Could eating less provide the same benefits?
Yes and no. For some people, simply eating less and being more aware of portion size is a more sustainable form of consistent weight loss, while fasting works better for others. However, science suggests fasting may be a better bet. In short, your body has two states, the fed state and the fasted state. The fed state starts as soon as you begin eating and lasts for three to five hours. In this state, it’s tricky for your body to burn fat as insulin levels are high. After that, there’s a period of eight to 12 hours (when you sleep) when your body isn’t processing any food. Around that 12-hour mark, you enter the fasted state, when your body begins to burn fat. When you’re consistently eating (i.e. not fasting), science therefore suggests you may struggle to lose weight, even if you are on a calorie restricted plan.

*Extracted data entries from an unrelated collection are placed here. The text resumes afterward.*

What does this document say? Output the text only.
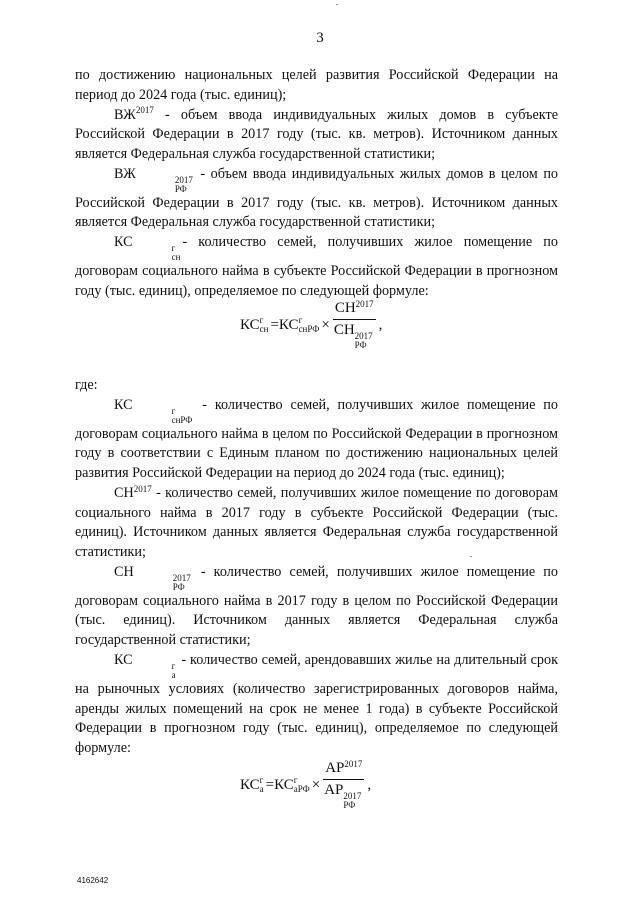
3

по достижению национальных целей развития Российской Федерации на период до 2024 года (тыс. единиц);

$ВЖ^{2017}$ - объем ввода индивидуальных жилых домов в субъекте Российской Федерации в 2017 году (тыс. кв. метров). Источником данных является Федеральная служба государственной статистики;

ВЖ	2017
РФ
- объем ввода индивидуальных жилых домов в целом по Российской Федерации в 2017 году (тыс. кв. метров). Источником данных является Федеральная служба государственной статистики;

КС	г
сн
- количество семей, получивших жилое помещение по договорам социального найма в субъекте Российской Федерации в прогнозном году (тыс. единиц), определяемое по следующей формуле:

где:

КС	г
снРФ
- количество семей, получивших жилое помещение по договорам социального найма в целом по Российской Федерации в прогнозном году в соответствии с Единым планом по достижению национальных целей развития Российской Федерации на период до 2024 года (тыс. единиц);

$СН^{2017}$ - количество семей, получивших жилое помещение по договорам социального найма в 2017 году в субъекте Российской Федерации (тыс. единиц). Источником данных является Федеральная служба государственной статистики;

СН	2017
РФ
- количество семей, получивших жилое помещение по договорам социального найма в 2017 году в целом по Российской Федерации (тыс. единиц). Источником данных является Федеральная служба государственной статистики;

КС	г
а
- количество семей, арендовавших жилье на длительный срок на рыночных условиях (количество зарегистрированных договоров найма, аренды жилых помещений на срок не менее 1 года) в субъекте Российской Федерации в прогнозном году (тыс. единиц), определяемое по следующей формуле:

КС г
сн = КС г
снРФ × $СН^{2017}$
СН 2017
РФ ,
КС г
а = КС г
аРФ × $АР^{2017}$
АР 2017
РФ ,
4162642
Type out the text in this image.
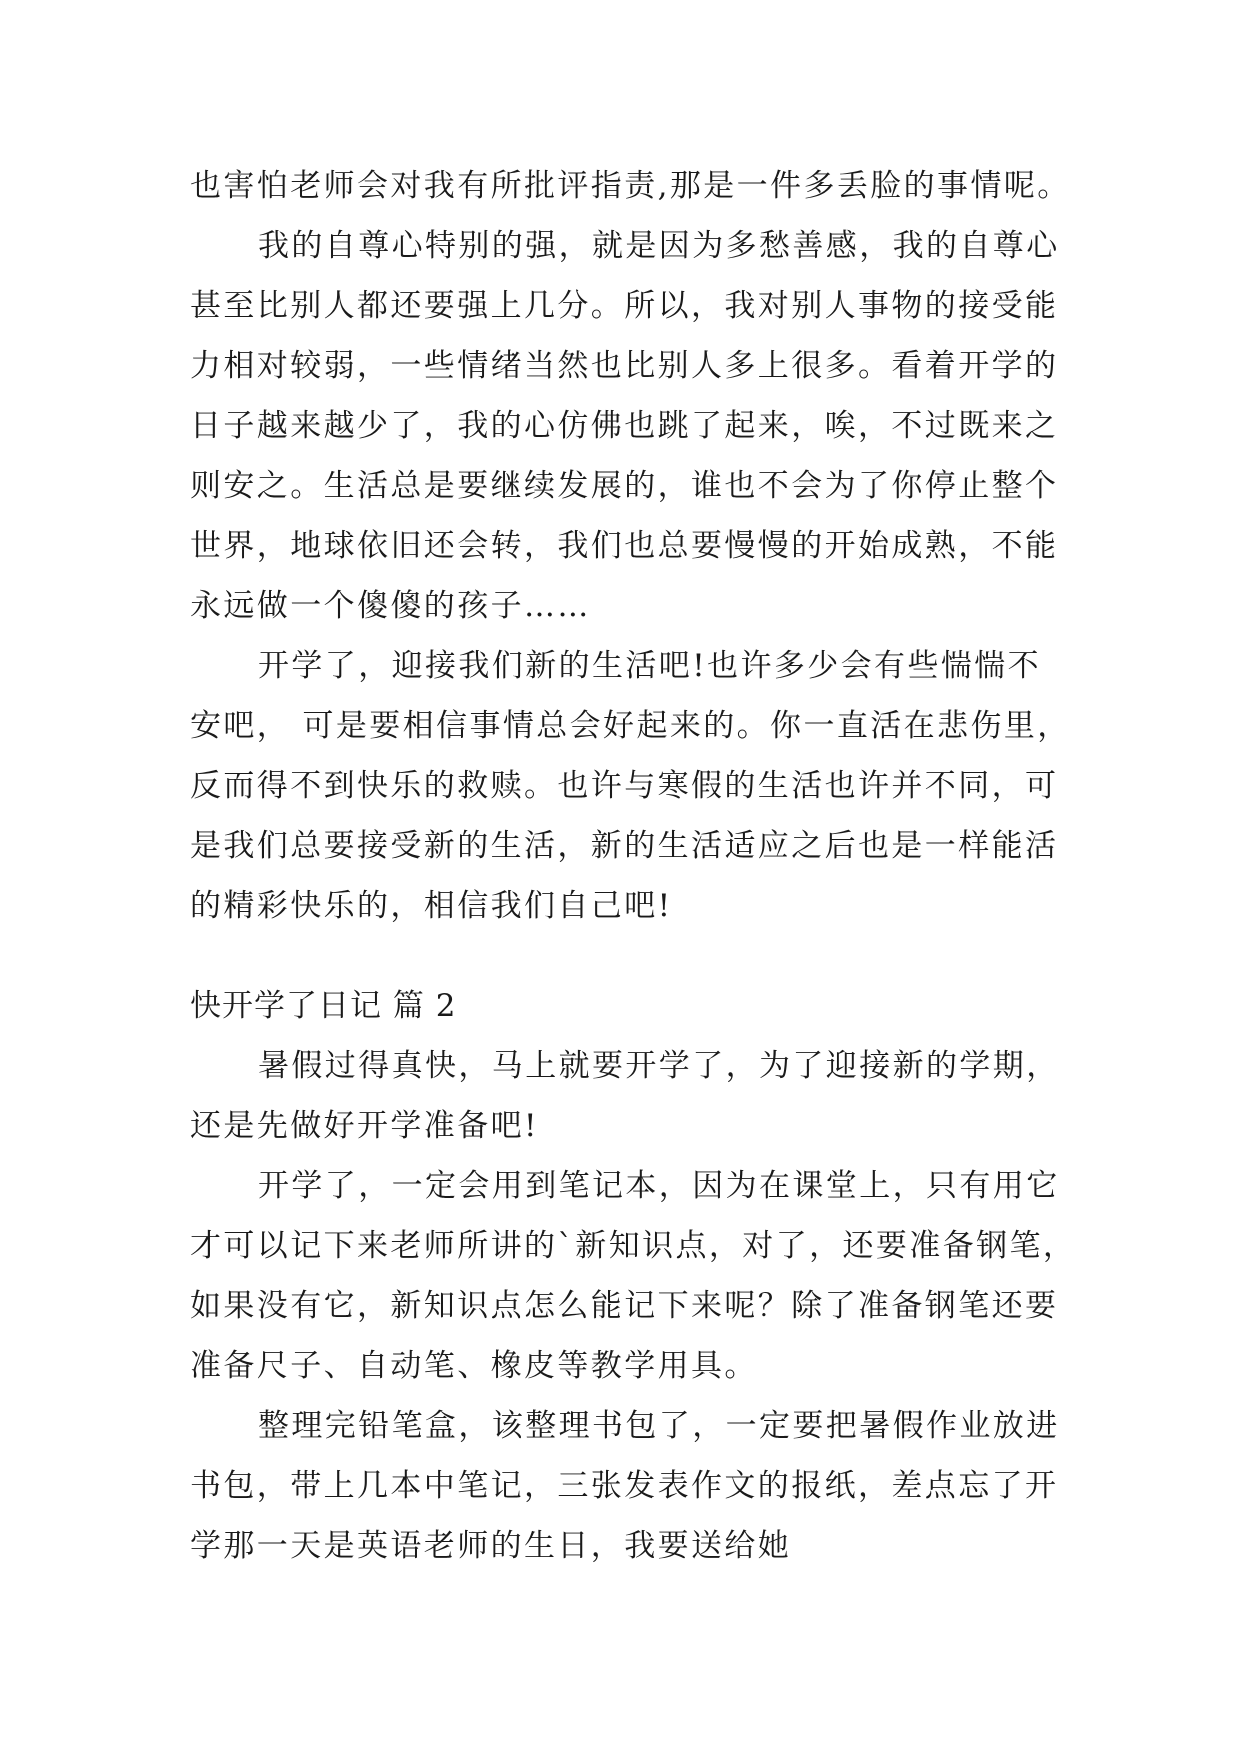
也害怕老师会对我有所批评指责,那是一件多丢脸的事情呢。

我的自尊心特别的强，就是因为多愁善感，我的自尊心

甚至比别人都还要强上几分。所以，我对别人事物的接受能

力相对较弱，一些情绪当然也比别人多上很多。看着开学的

日子越来越少了，我的心仿佛也跳了起来，唉，不过既来之

则安之。生活总是要继续发展的，谁也不会为了你停止整个

世界，地球依旧还会转，我们也总要慢慢的开始成熟，不能

永远做一个傻傻的孩子……

开学了，迎接我们新的生活吧!也许多少会有些惴惴不

安吧， 可是要相信事情总会好起来的。你一直活在悲伤里，

反而得不到快乐的救赎。也许与寒假的生活也许并不同，可

是我们总要接受新的生活，新的生活适应之后也是一样能活

的精彩快乐的，相信我们自己吧!

快开学了日记 篇 2

暑假过得真快，马上就要开学了，为了迎接新的学期，

还是先做好开学准备吧!

开学了，一定会用到笔记本，因为在课堂上，只有用它

才可以记下来老师所讲的`新知识点，对了，还要准备钢笔，

如果没有它，新知识点怎么能记下来呢？除了准备钢笔还要

准备尺子、自动笔、橡皮等教学用具。

整理完铅笔盒，该整理书包了，一定要把暑假作业放进

书包，带上几本中笔记，三张发表作文的报纸，差点忘了开

学那一天是英语老师的生日，我要送给她
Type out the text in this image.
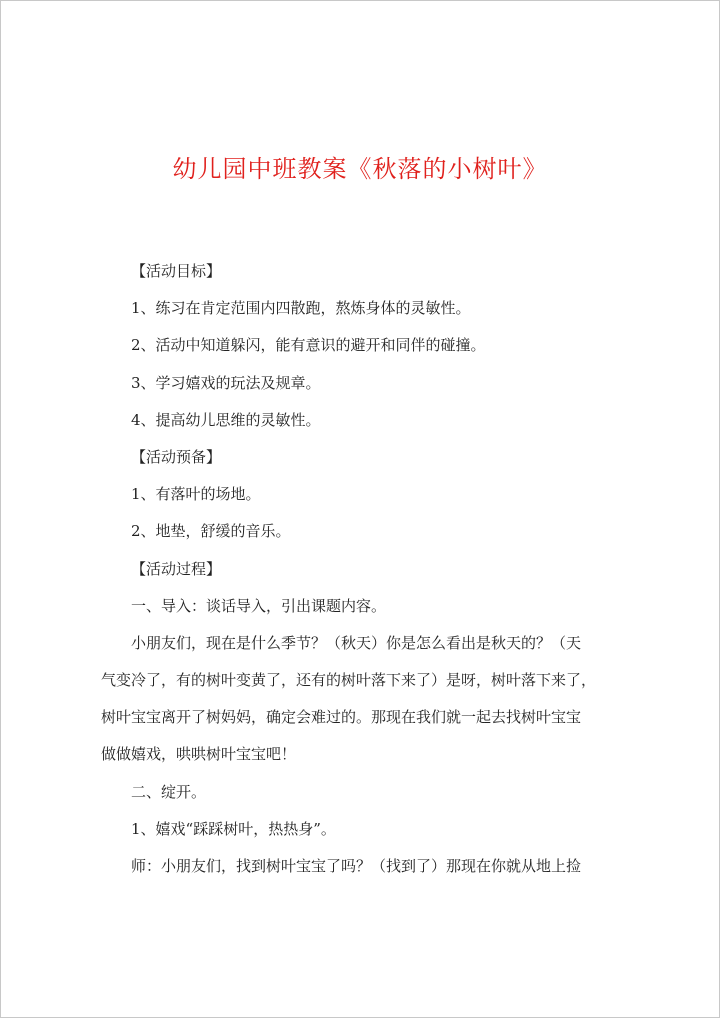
幼儿园中班教案《秋落的小树叶》
【活动目标】
1、练习在肯定范围内四散跑，熬炼身体的灵敏性。
2、活动中知道躲闪，能有意识的避开和同伴的碰撞。
3、学习嬉戏的玩法及规章。
4、提高幼儿思维的灵敏性。
【活动预备】
1、有落叶的场地。
2、地垫，舒缓的音乐。
【活动过程】
一、导入：谈话导入，引出课题内容。
小朋友们，现在是什么季节？（秋天）你是怎么看出是秋天的？（天
气变冷了，有的树叶变黄了，还有的树叶落下来了）是呀，树叶落下来了，
树叶宝宝离开了树妈妈，确定会难过的。那现在我们就一起去找树叶宝宝
做做嬉戏，哄哄树叶宝宝吧！
二、绽开。
1、嬉戏“踩踩树叶，热热身”。
师：小朋友们，找到树叶宝宝了吗？（找到了）那现在你就从地上捡
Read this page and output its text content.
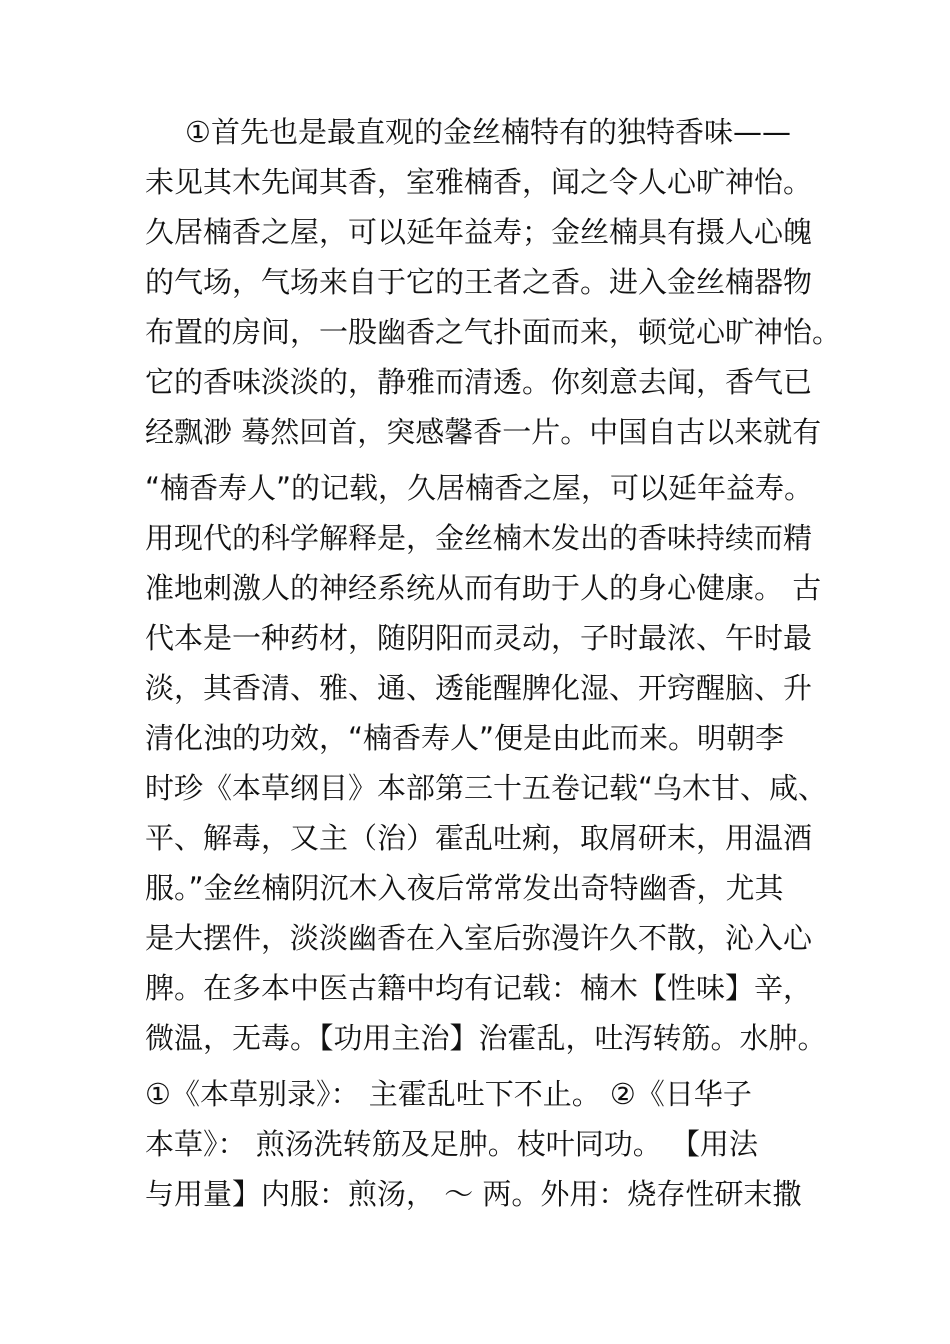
①首先也是最直观的金丝楠特有的独特香味——
未见其木先闻其香，室雅楠香，闻之令人心旷神怡。
久居楠香之屋，可以延年益寿；金丝楠具有摄人心魄
的气场，气场来自于它的王者之香。进入金丝楠器物
布置的房间，一股幽香之气扑面而来，顿觉心旷神怡。
它的香味淡淡的，静雅而清透。你刻意去闻，香气已
经飘渺 蓦然回首，突感馨香一片。中国自古以来就有
“楠香寿人”的记载，久居楠香之屋，可以延年益寿。
用现代的科学解释是，金丝楠木发出的香味持续而精
准地刺激人的神经系统从而有助于人的身心健康。 古
代本是一种药材，随阴阳而灵动，子时最浓、午时最
淡，其香清、雅、通、透能醒脾化湿、开窍醒脑、升
清化浊的功效，“楠香寿人”便是由此而来。明朝李
时珍《本草纲目》本部第三十五卷记载“乌木甘、咸、
平、解毒，又主（治）霍乱吐痢，取屑研末，用温酒
服。”金丝楠阴沉木入夜后常常发出奇特幽香，尤其
是大摆件，淡淡幽香在入室后弥漫许久不散，沁入心
脾。在多本中医古籍中均有记载：楠木【性味】辛，
微温，无毒。【功用主治】治霍乱，吐泻转筋。水肿。
①《本草别录》： 主霍乱吐下不止。 ②《日华子
本草》： 煎汤洗转筋及足肿。枝叶同功。 【用法
与用量】内服：煎汤， ～ 两。外用：烧存性研末撒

If fasting isn’t for you but you’re still looking to reap some of the benefits, some nutritionists suggest leaving a clear 12-hour window between supper and breakfast – if you have your evening meal at 8pm and don’t have breakfast till you get to the office at 9am, you’re already doing this.
The bottom line?
There’s no doubt fasting for weight loss works, but so do a lot of other approaches. Some research suggests a very low carb diet yields the same benefits as fasting, without requiring you to stop eating. If you find yourself overeating after a fast or if you get shaky and light-headed while fasting (signs of hypoglycaemia), fasting probably isn’t the best approach for you. But if you have a healthy relationship with food, are looking to lose more than half a stone and are willing to see it through in the long-run, it could be worth giving it a go.